Faturamento eletrônico

Paraguai promove a Fatura Eletrônica com a adesão voluntária de contribuintes

Paraguai Fatura Eletrônica

O Paraguai inicia a fase de "Adesão Voluntária" para implementar o Sistema Nacional de Faturamento Eletrônico Integrado (SIFEN). Desta forma, todas as empresas que desejam iniciar o faturamento eletrônico, poderão ingressar no SIFEN voluntariamente, além daquelas empresas já obrigadas pelo governo, dentro do cronograma de massificação.

A Resolução Geral nº 23, publicada pela Subsecretaria de Estado Tributário (SET), em agosto de 2019, revoga a Resolução Geral nº 05/2018, que regulamentou a emissão de Documentos Tributários Eletrônicos no Plano Piloto SIFEN, pela mesma ter sido superada com êxito, ao ser comprovado o correto funcionamento do sistema informático da SET.

O SIFEN estabelece o regime tributário do Paraguai.

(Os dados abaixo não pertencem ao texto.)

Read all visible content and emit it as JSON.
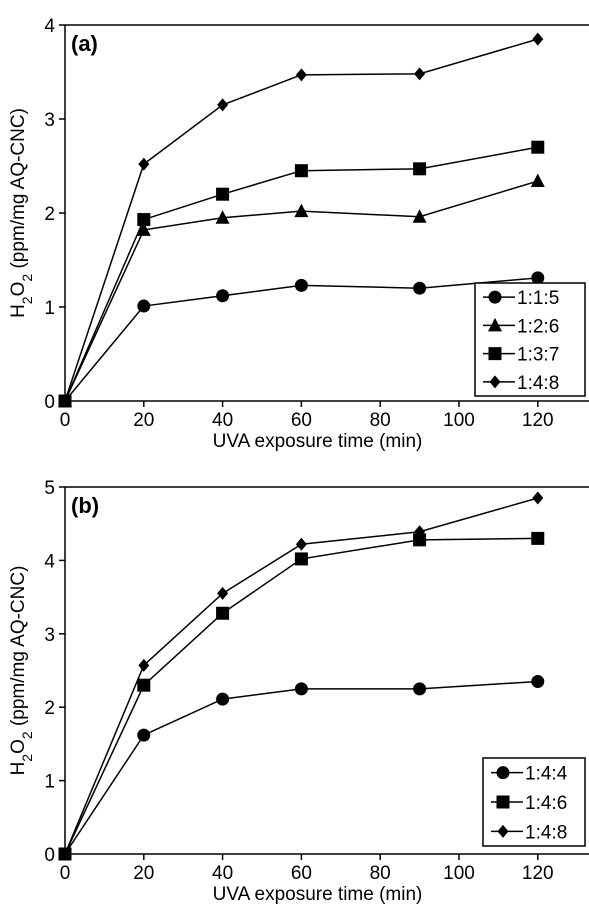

O atual projeto de Faturamento Eletrônico no Paraguai teve início em 2017. Ele está planejado de forma faseada, onde a primeira onda parte de uma fase voluntária para alcançar um uso progressivo por empresas e contribuintes.

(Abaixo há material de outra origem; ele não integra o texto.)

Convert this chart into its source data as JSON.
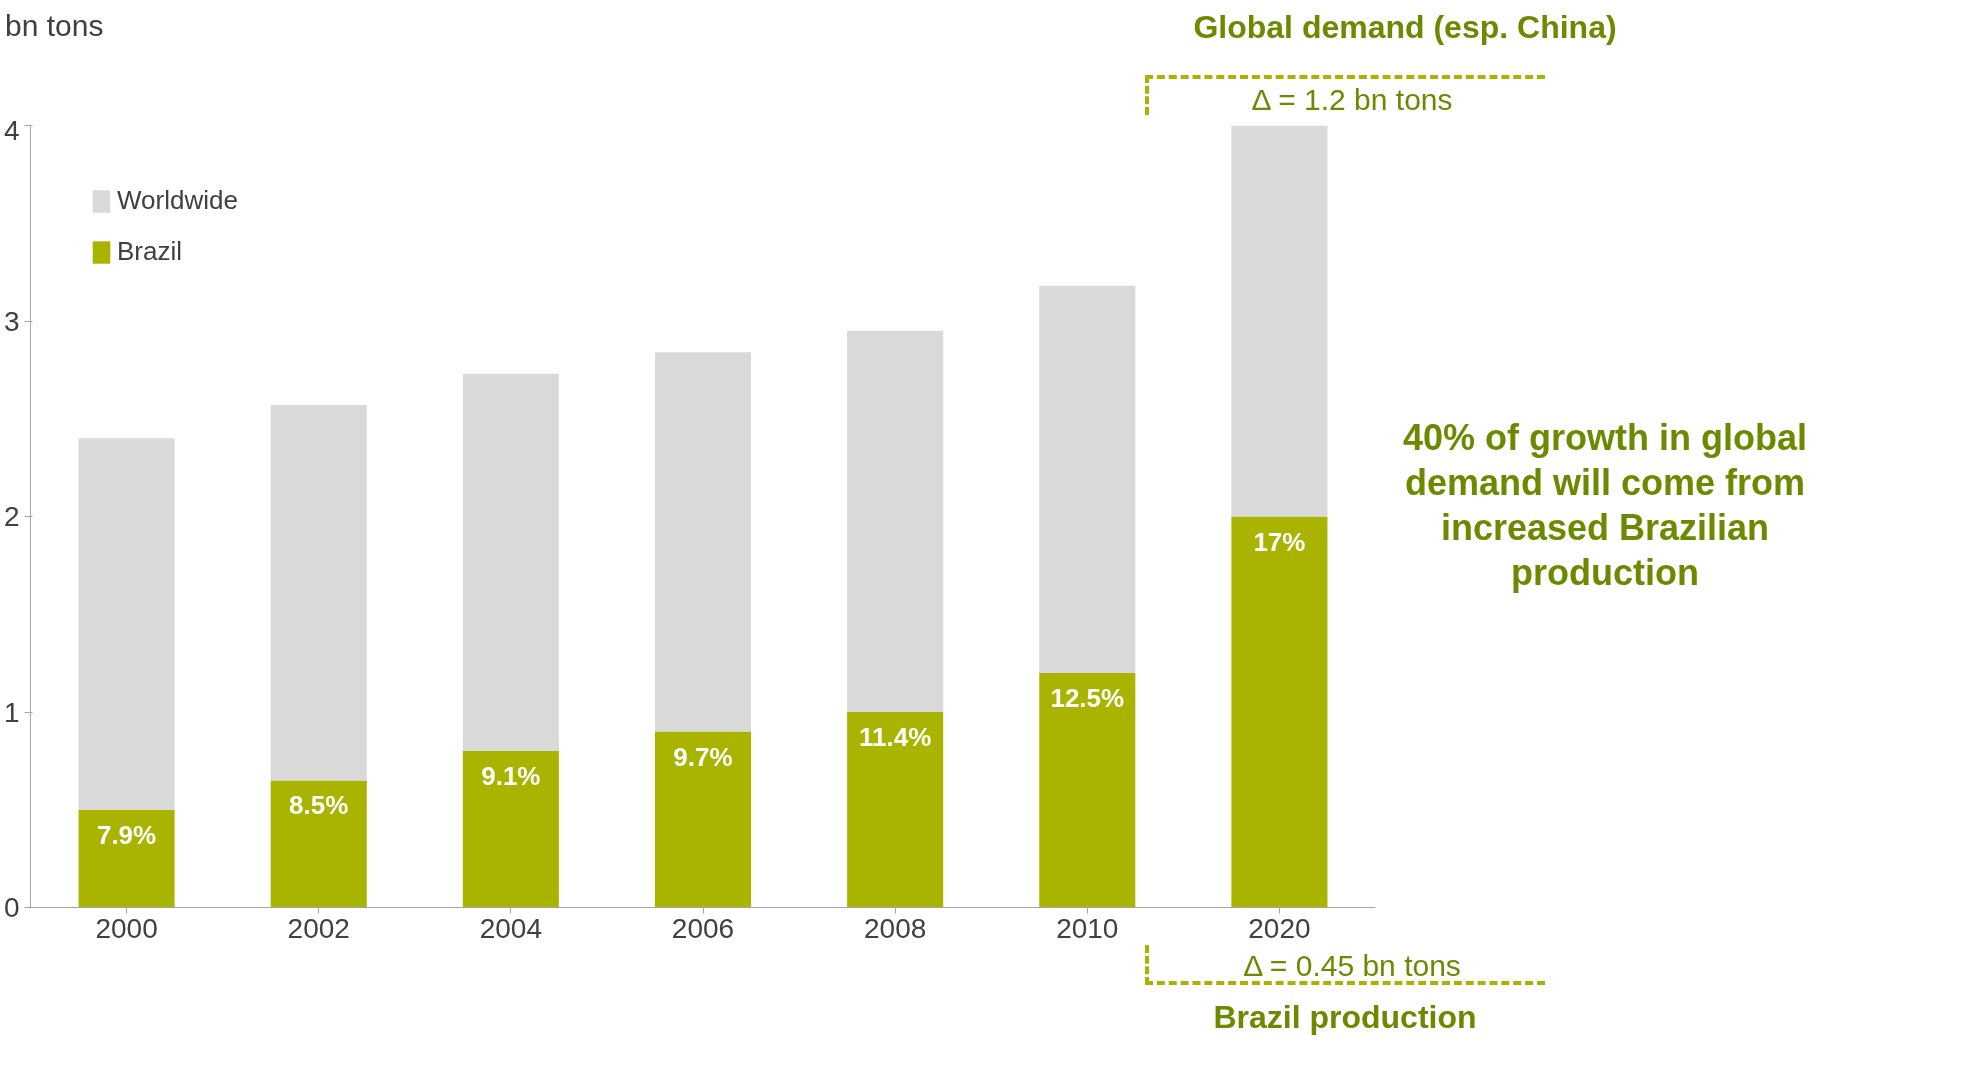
{
  "chart_data": {
    "type": "bar",
    "stacked": true,
    "ylabel": "bn tons",
    "categories": [
      "2000",
      "2002",
      "2004",
      "2006",
      "2008",
      "2010",
      "2020"
    ],
    "series": [
      {
        "name": "Brazil",
        "color": "#a8b400",
        "values": [
          0.5,
          0.65,
          0.8,
          0.9,
          1.0,
          1.2,
          2.0
        ]
      },
      {
        "name": "Worldwide",
        "color": "#d9d9d9",
        "values": [
          1.9,
          1.92,
          1.93,
          1.94,
          1.95,
          1.98,
          2.0
        ]
      }
    ],
    "ylim": [
      0,
      4
    ],
    "yticks": [
      0,
      1,
      2,
      3,
      4
    ],
    "grid": false,
    "legend": "top left",
    "annotations": [
      {
        "text": "7.9%",
        "x": "2000",
        "y": 0.5
      },
      {
        "text": "8.5%",
        "x": "2002",
        "y": 0.65
      },
      {
        "text": "9.1%",
        "x": "2004",
        "y": 0.8
      },
      {
        "text": "9.7%",
        "x": "2006",
        "y": 0.9
      },
      {
        "text": "11.4%",
        "x": "2008",
        "y": 1.0
      },
      {
        "text": "12.5%",
        "x": "2010",
        "y": 1.2
      },
      {
        "text": "17%",
        "x": "2020",
        "y": 2.0
      },
      "Global demand (esp. China)",
      "Δ = 1.2 bn tons",
      "40% of growth in global demand will come from increased Brazilian production",
      "Δ = 0.45 bn tons",
      "Brazil production"
    ]
  }
}
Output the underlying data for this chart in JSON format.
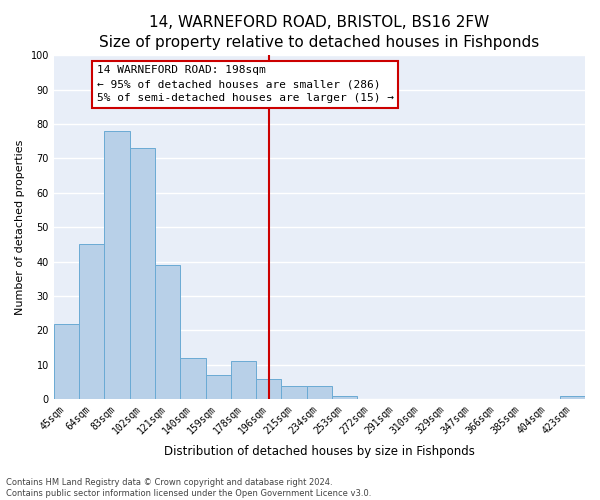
{
  "title": "14, WARNEFORD ROAD, BRISTOL, BS16 2FW",
  "subtitle": "Size of property relative to detached houses in Fishponds",
  "xlabel": "Distribution of detached houses by size in Fishponds",
  "ylabel": "Number of detached properties",
  "bar_labels": [
    "45sqm",
    "64sqm",
    "83sqm",
    "102sqm",
    "121sqm",
    "140sqm",
    "159sqm",
    "178sqm",
    "196sqm",
    "215sqm",
    "234sqm",
    "253sqm",
    "272sqm",
    "291sqm",
    "310sqm",
    "329sqm",
    "347sqm",
    "366sqm",
    "385sqm",
    "404sqm",
    "423sqm"
  ],
  "bar_heights": [
    22,
    45,
    78,
    73,
    39,
    12,
    7,
    11,
    6,
    4,
    4,
    1,
    0,
    0,
    0,
    0,
    0,
    0,
    0,
    0,
    1
  ],
  "bar_color": "#b8d0e8",
  "bar_edge_color": "#6aaad4",
  "vline_color": "#cc0000",
  "annotation_line1": "14 WARNEFORD ROAD: 198sqm",
  "annotation_line2": "← 95% of detached houses are smaller (286)",
  "annotation_line3": "5% of semi-detached houses are larger (15) →",
  "ylim": [
    0,
    100
  ],
  "yticks": [
    0,
    10,
    20,
    30,
    40,
    50,
    60,
    70,
    80,
    90,
    100
  ],
  "figure_bg": "#ffffff",
  "plot_bg": "#e8eef8",
  "grid_color": "#ffffff",
  "annotation_box_color": "#ffffff",
  "annotation_box_edge_color": "#cc0000",
  "footnote": "Contains HM Land Registry data © Crown copyright and database right 2024.\nContains public sector information licensed under the Open Government Licence v3.0.",
  "title_fontsize": 11,
  "subtitle_fontsize": 9.5,
  "axis_label_fontsize": 8,
  "tick_fontsize": 7,
  "annotation_fontsize": 8,
  "footnote_fontsize": 6
}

Requisitos para faturar eletronicamente no Paraguai

Para usar a fatura eletrônica no Paraguai, é necessário ser autorizado pela Administração Tributária como um emissor eletrônico.

Para isso, a empresa deverá atender alguns requisitos técnicos, tais como:

  • Adquirir o certificado digital dos Provedores de Serviços de Certificação Autorizados, a fim de garantir a autenticidade, integridade e não repúdio dos Documentos Eletrônicos (DE) emitidos, para os quais deve conter o Registro Único de Contribuinte (RUC) do emissor eletrônico.
  • Ter o suporte técnico adequado para o faturamento e permitir a emissão, recebimento e armazenamento.
  • Cumprir com o processo de teste obrigatório no ambiente de teste fornecido para esta finalidade pelo SET, a fim de garantir a qualidade das informações enviadas e recebidas nos DE.
  • Solicitar autorização para o DTE, por meio do sistema de gerenciamento tributário Marangatu, utilizando para isso, o Código de Acesso do Usuário Confidencial, para o qual eles devem estar atualizados em conformidade com suas obrigações fiscais e ter RUC ativo.
  • Solicitar o CSC (Código de Segurança do Contribuinte) ao SET para que a geração do QR seja impressa no KuDE (representação gráfica e simplificada de um DE ou DTE em formato físico ou digital visível), associado ao seu DE.

O objetivo da fase de “Adesão Voluntária”, dentro do Plano de Massificação, é fazer ajustes na documentação técnica, nas funcionalidades, serviços e aplicativos web do sistema informático do SET, com vistas à incorporação de novos Documentos Tributários Eletrônicos e de contribuintes. Espera-se que a fase obrigatória comece em 2020, também de forma faseada.